Joe Johnson has been rather consistent of late. Johnson has this rep of being plush in big games, so let’s see if he can keep playing at max-money levels throughout this first-round playoff series, which the Raptors tied at 1-1 with a gutsy 100-95 win over Brooklyn in Game 2 on Tuesday. Most Nets fans I spoke to were acting shocked that their team lost. Brooklyn fans are feeling themselves these days and why not?

 
After almost being run out of town less than 40 games into the season, rookie coach Jason Kidd is finally flexing the intelligence, calm and leadership that he exhibited as a player. Sean Livingston has been a godsend backing up Williams at the point. The one-time high school-to-pro phenom’s resilience after suffering a devastating knee injury is an all-time tear jerker. 

Livingston hit a big bucket in the fourth quarter of Game 1 that put Brooklyn ahead by a point and stunted Toronto's momentum. Then he struck again to extend the lead by three, until Paul Pierce took over by scoring nine of his 15 points in the final quarter lifting lower-seeded BK to a 94-87 win.

“You just get that feeling, you’ve been in those situations a number of times,” said Pierce, who was 4-for-5 shooting in the fourth quarter of his 137th career postseason game. “I don’t get rattled in the fourth quarter, down the stretch or in playoff settings. I’ve been in pretty much every playoff setting that you can imagine. I just try to stay calm and bring my calmness to the game.”

The championship experience and Hall of Fame pedigree that Pierce and Garnett bring to the game is unmatched by any team in these playoffs with the exception of Miami’s battle-tested Big Three. Having an unshakeable, late-game killer like Pierce and a tornado in the trenches like KG at a team’s disposal is invaluable. Their contributions this season—from staying positive despite a rocky start to never undermining Kidd’s authority to being the consummate team players and serving as teachers in spots where other players lack experience—are the kind of invaluable additives Nets brass envisioned when they signed the old geezers. They come with a type of class and humility that Allen Iverson, an equally great player, could never grasp. 

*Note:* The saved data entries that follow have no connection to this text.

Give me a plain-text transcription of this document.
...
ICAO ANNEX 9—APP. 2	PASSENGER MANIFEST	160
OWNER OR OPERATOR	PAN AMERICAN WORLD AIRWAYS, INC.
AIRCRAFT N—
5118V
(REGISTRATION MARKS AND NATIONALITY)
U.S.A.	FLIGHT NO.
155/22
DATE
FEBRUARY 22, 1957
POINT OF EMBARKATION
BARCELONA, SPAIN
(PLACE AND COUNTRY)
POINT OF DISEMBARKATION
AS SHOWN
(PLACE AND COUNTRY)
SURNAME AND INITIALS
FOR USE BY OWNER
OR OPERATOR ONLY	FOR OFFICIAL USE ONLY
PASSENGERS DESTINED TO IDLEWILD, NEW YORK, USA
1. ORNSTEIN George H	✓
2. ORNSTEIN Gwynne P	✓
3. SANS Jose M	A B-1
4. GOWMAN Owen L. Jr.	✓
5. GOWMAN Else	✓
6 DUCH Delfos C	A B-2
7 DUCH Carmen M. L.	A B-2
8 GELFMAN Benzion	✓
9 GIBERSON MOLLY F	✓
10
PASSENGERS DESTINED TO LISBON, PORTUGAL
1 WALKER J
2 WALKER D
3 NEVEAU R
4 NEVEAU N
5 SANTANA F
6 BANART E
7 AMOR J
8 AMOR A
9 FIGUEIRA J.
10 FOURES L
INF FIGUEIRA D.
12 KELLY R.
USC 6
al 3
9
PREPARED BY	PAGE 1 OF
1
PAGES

“I have so much respect for the game of basketball,” said Raptors guard Greivis Vasquez following Game 2. "It means so much to go against Paul Pierce—a Hall of Famer—and at least beat him one game in the playoffs…it’s huge.”

Even on a night when he’s 0-for-6 with 5:40 left in the game, Kidd reinserts Pierce for the stretch run because Kidd knows you need a seasoned warrior on the battlefield during crunch time, regardless of what type of game he’s having. How often have we seen Pierce have a miserable shooting night only to dagger the opposition late in the game, rendering those earlier misses irrelevant?

With 3:48 left and Nets down 88-83, Pierce double clutches, makes body contact in the lane for his first bucket of the game and then nails a free throw, completing a three-point play to tie the game at 83-83.

KG followed that with a bucket to tie the game again at 85-85. It was a dogfight down the stretch and Toronto kept coming back, led by DeMar DeRozen, who was serving it up like Pierce in his heyday. DeRozen had 30 points and a sick fourth quarter. His bulldog teammate Kyle Lowery also refused to fade into the back ground.

It was Toronto's night, but BK's dynamic duo made them grind hard for that W. Toronto was about to pull away in the fourth, when Garnett banged a couple more free throws, then Pierce split two defenders after the cross over and gets the And-1 to cut lead the Raptors edge to 92-90 with 59.7 seconds left.

As time ran out on the Nets, Pierce missed a clean look from left side of floor that went in and out and then he took another that just missed with about 12 seconds left in the game, and that was basically it for BK. Pierce didn’t make those shots, but what a luxury already knowing who’s going to take the pressure cookers in Game 3 when the Nets host the Raptors at what’s sure to be an off-the-chain Barclays crowd. If these games keep coming down to Pierce and KG in big spots, how can you not ride with Brooklyn?